À Bolobo, des manifestations publiques ont été organisées bien avant la grève, mais les résultats ne semblent pas suivre. Il s'agit notamment d'un sit-in et d'une marche pacifique qui ont conduit à la remise d'un mémorandum à l'administrateur du territoire.

Défenseur des droits humains dans la province du Maï-Ndombe, Me Éric Bentobwi dénonce la détérioration des conditions de vie des travailleurs. Il juge inhumain le non-paiement des salaires pendant sept mois et appelle à une enquête sérieuse pour faire la lumière sur la destination des fonds publics affectés à cet effet.

« Tout est paralysé. Les fonctionnaires sont en grève. Ils totalisent sept mois d'impayés. Qui peut travailler sans être rémunéré ? Leurs revendications sont passées partout, mais sans succès. Comme au niveau de la santé, il n'y a pas que des médecins, il y a aussi des infirmiers, des sages-femmes et le personnel administratif ; ils sont également en grève. Nous regrettons de constater que les autorités sont insensibles. Le salaire est un droit de l'homme et Bolobo n'est pas une autre République. C'est un territoire du Maï-Ndombe, qui est une province de la RDC. Comment les gens peuvent-ils vivre sept mois sans être payés à 200 km de Kinshasa ? C'est aux autorités aujourd'hui de nous dire où se trouve l'argent de ces sept mois », s'est interrogé Me Éric Bentobwi, défenseur des droits de l'homme.

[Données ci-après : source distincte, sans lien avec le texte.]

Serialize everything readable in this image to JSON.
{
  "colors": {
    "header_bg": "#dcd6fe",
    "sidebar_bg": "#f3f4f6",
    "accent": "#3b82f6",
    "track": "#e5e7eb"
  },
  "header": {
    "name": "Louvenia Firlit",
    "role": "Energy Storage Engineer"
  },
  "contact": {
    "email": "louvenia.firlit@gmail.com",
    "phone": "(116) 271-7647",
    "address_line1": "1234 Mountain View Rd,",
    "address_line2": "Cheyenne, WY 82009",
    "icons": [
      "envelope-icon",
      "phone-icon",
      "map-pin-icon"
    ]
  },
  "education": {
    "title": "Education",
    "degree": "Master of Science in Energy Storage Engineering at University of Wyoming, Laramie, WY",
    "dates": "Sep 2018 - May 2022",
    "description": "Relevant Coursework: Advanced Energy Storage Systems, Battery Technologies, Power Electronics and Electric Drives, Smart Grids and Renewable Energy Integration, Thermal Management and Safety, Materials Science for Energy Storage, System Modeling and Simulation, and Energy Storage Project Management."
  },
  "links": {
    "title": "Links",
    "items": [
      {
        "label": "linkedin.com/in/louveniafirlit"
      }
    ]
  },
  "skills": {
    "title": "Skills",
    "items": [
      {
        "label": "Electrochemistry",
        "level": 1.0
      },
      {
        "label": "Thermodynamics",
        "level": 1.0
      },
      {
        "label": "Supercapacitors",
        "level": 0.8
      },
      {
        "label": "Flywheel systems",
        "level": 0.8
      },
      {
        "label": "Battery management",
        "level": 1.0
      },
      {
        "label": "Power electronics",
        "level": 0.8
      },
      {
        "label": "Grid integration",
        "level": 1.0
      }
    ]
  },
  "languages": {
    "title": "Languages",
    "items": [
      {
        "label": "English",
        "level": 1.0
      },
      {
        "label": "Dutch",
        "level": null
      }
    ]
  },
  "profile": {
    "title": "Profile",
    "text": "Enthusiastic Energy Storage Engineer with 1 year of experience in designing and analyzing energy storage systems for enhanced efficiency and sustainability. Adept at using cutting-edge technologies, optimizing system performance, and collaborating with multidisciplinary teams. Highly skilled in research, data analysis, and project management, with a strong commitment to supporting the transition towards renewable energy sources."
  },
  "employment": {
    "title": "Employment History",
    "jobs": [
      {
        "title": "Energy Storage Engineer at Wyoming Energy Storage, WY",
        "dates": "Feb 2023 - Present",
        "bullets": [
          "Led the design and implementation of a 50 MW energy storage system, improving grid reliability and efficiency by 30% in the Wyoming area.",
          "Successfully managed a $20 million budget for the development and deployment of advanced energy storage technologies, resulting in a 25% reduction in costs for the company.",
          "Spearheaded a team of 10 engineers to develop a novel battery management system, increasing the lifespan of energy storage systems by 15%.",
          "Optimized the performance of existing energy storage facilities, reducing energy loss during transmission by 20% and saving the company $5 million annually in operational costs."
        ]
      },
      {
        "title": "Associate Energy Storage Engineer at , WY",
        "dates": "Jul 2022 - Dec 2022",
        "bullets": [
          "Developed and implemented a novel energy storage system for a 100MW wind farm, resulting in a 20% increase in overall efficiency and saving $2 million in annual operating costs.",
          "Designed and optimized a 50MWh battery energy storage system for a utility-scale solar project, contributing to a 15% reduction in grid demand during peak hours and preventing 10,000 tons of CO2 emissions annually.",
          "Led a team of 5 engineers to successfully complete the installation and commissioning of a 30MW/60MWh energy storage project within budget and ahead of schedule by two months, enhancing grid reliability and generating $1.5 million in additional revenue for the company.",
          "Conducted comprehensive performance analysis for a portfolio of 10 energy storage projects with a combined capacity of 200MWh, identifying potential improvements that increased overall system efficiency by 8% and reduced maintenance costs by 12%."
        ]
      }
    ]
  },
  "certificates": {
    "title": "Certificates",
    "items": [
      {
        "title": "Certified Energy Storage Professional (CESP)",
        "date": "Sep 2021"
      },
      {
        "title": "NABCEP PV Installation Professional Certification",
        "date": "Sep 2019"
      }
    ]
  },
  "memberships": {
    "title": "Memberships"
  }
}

La paie des agents publics est un véritable casse-tête dans la province du Maï-Ndombe. Les enseignants sont les plus affectés. Dans cette vaste province de la RDC, les banques sont quasi inexistantes. Pour organiser la paie, elles déploient souvent des agents en provenance de Kinshasa, avec tous les risques liés aux nombreuses rivières à traverser.